The two adventuresses were on their way back to the palace, by way of the marketplace, when a young man standing on a box in front of a fountain caught their attention. He was speaking with heated eloquence to a sparse but attentive audience, shouting about crimes against the people. The gist of his message chilled Annie’s heart.
This man wanted to see Rafael not only deposed, but hanged. Publicly.
Forgetting she was supposed to be a servant, Annie started toward him, fully intending to set him and all of the listeners straight where the prince’s true character was concerned, but Phaedra stopped her by grabbing her arm and hauling her back. Before Annie could pull free, or even protest, there was a great clatter at the end of the street and suddenly the square was filled with men on horseback.
They were soldiers, led by a fair-haired man with striking brown eyes. Even in the midst of chaos, Annie noted that there was something familiar about him as, brandishing swords, he and the other soldiers sent the small crowd fleeing in terror. The merchants in the market cowered in their stalls and those few shops that were nearby were immediately closed and locked.
The young man who had been speaking scrambled onto the fountain’s edge and yelled above the furor. “These are your prince’s own men! These louts who would trample you beneath their horses’ hooves and run you through with their swords serve Prince Rafael St. James of Bavia!”
“No,” Annie whispered, but even as Phaedra tried to pull her away, she knew by their uniforms that these soldiers were indeed allied with the crown. Even as she watched, a member of the militia leveled a gun at the dissenter and shot him in the center of the chest.
He toppled into the pool surrounding the fountain, his blood staining the water, and Annie screamed in horror.
“Stop!” she yelled, flinging herself at the nearest horseman, the blond man who had been giving orders from the beginning. She clawed at his saddle, trying to climb his leg, shrieking in furious, hysterical protest.
The soldier laughed, centered his boot in the middle of her chest, and pushed hard, sending her tumbling onto the cobblestones. Phaedra fell to her knees beside Annie, trying to shelter her and at the same time using all her strength to keep her from bolting back to her feet and flying at the man like a scalded cat.

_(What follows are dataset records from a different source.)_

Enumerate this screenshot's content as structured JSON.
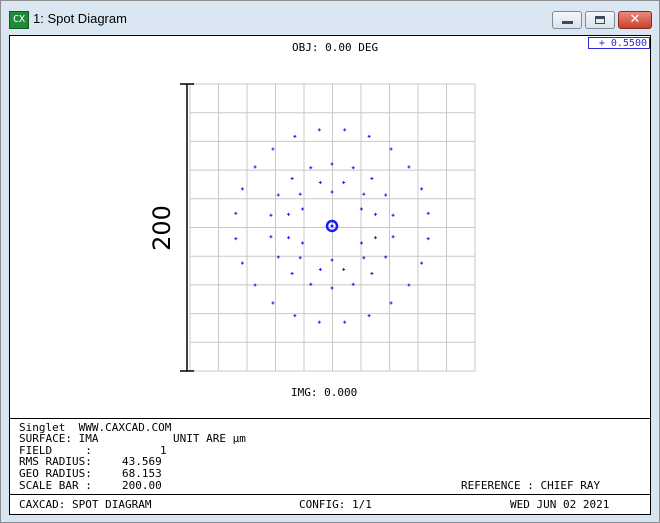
{
  "window": {
    "title": "1: Spot Diagram",
    "app_icon_text": "CX",
    "close_glyph": "✕"
  },
  "plot": {
    "header": "OBJ: 0.00 DEG",
    "footer": "IMG: 0.000",
    "scale_bar_label": "200",
    "wavelength_label": "+ 0.5500",
    "spot_color": "#1a1aff",
    "grid_color": "#c8c8c8"
  },
  "info": {
    "line1_left": "Singlet  WWW.CAXCAD.COM",
    "surface_label": "SURFACE: IMA",
    "unit_label": "UNIT ARE µm",
    "field_label": "FIELD     :",
    "field_value": "1",
    "rms_label": "RMS RADIUS:",
    "rms_value": "43.569",
    "geo_label": "GEO RADIUS:",
    "geo_value": "68.153",
    "scale_label": "SCALE BAR :",
    "scale_value": "200.00",
    "reference": "REFERENCE : CHIEF RAY"
  },
  "statusbar": {
    "left": "CAXCAD: SPOT DIAGRAM",
    "center": "CONFIG: 1/1",
    "right": "WED JUN 02 2021"
  }
}
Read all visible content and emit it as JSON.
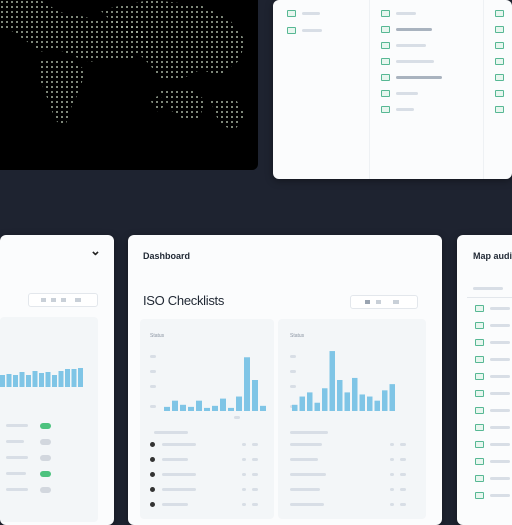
{
  "map_card": {
    "title": ""
  },
  "list_card": {
    "col1_items": [
      "",
      ""
    ],
    "col2_items": [
      "",
      "",
      "",
      "",
      "",
      "",
      ""
    ],
    "col3_items": [
      "",
      "",
      "",
      "",
      "",
      "",
      ""
    ]
  },
  "left_card": {
    "collapse_glyph": "⌄",
    "bars": [
      12,
      13,
      12,
      15,
      12,
      16,
      14,
      15,
      12,
      16,
      18,
      18,
      19
    ]
  },
  "center_card": {
    "header": "Dashboard",
    "title": "ISO Checklists",
    "tabs": [
      "",
      "",
      ""
    ],
    "left_panel": {
      "label": "Status",
      "y_ticks": [
        "",
        "",
        "",
        ""
      ],
      "bars": [
        4,
        10,
        6,
        4,
        10,
        3,
        5,
        12,
        3,
        14,
        52,
        30,
        5
      ],
      "row_header": "",
      "rows": [
        "",
        "",
        "",
        "",
        ""
      ]
    },
    "right_panel": {
      "label": "Status",
      "y_ticks": [
        "",
        "",
        "",
        ""
      ],
      "bars": [
        6,
        14,
        18,
        8,
        22,
        58,
        30,
        18,
        32,
        16,
        14,
        10,
        20,
        26
      ],
      "row_header": "",
      "rows": [
        "",
        "",
        "",
        "",
        ""
      ]
    }
  },
  "right_card": {
    "title": "Map audits",
    "subtitle": "",
    "items": [
      "",
      "",
      "",
      "",
      "",
      "",
      "",
      "",
      "",
      "",
      "",
      ""
    ]
  },
  "colors": {
    "background": "#1e2330",
    "card": "#fbfcfd",
    "accent_bar": "#7fc5e6",
    "check_green": "#57b894",
    "toggle_green": "#4cc27e"
  }
}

“No, Annie,” Phaedra pleaded, in a sobbing whisper, “he’ll kill you.”
Frenzied, the riders began knocking down the merchants’ booths, upsetting carts and letting their horses trod upon precious fruit and vegetables. Vendors knelt on the ground, weeping over their lost goods, and Annie heard screams of fear all around her.

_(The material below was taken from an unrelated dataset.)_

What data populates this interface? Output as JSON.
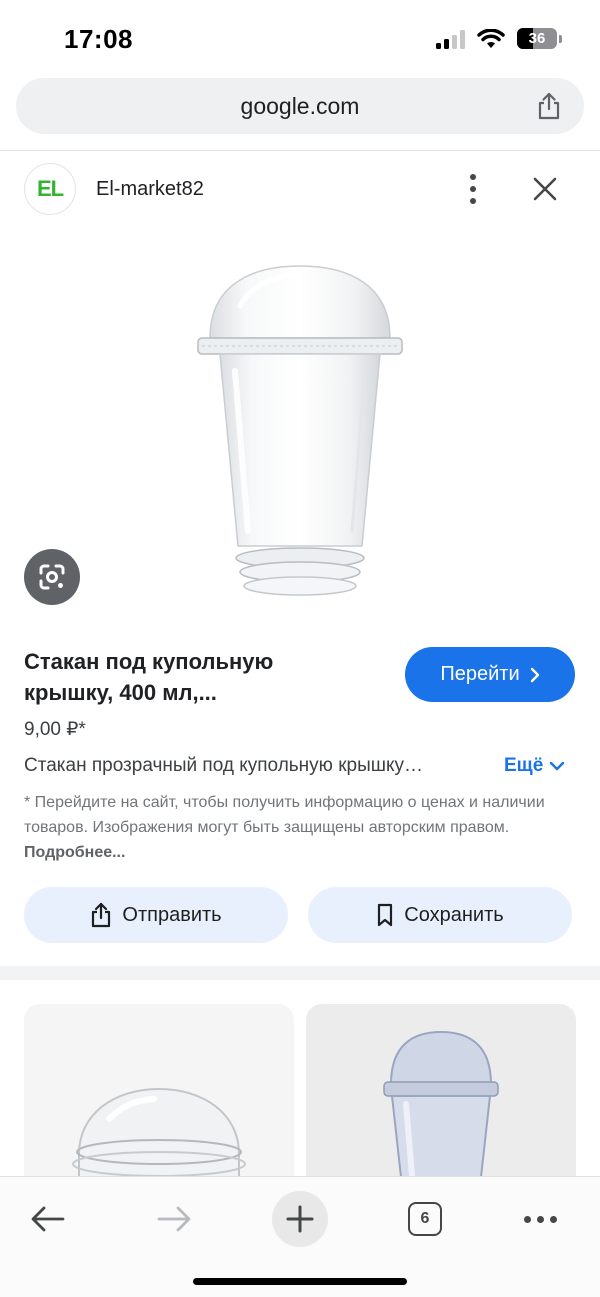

She and Phaedra clung to each other, in the middle of it all, their faces wet with tears. At some point, Annie came to her senses and crawled under a stone bench, pulling the princess after her.
There they stayed until Rafael’s soldiers had grown weary of their game and ridden away. Not an hour had passed, according to the clock in a nearby tower, yet for Annie Trevarren, the whole world had been forever altered. She loved Rafael St. James as much as ever, but her loyalties had shifted to the side of the Bavian people.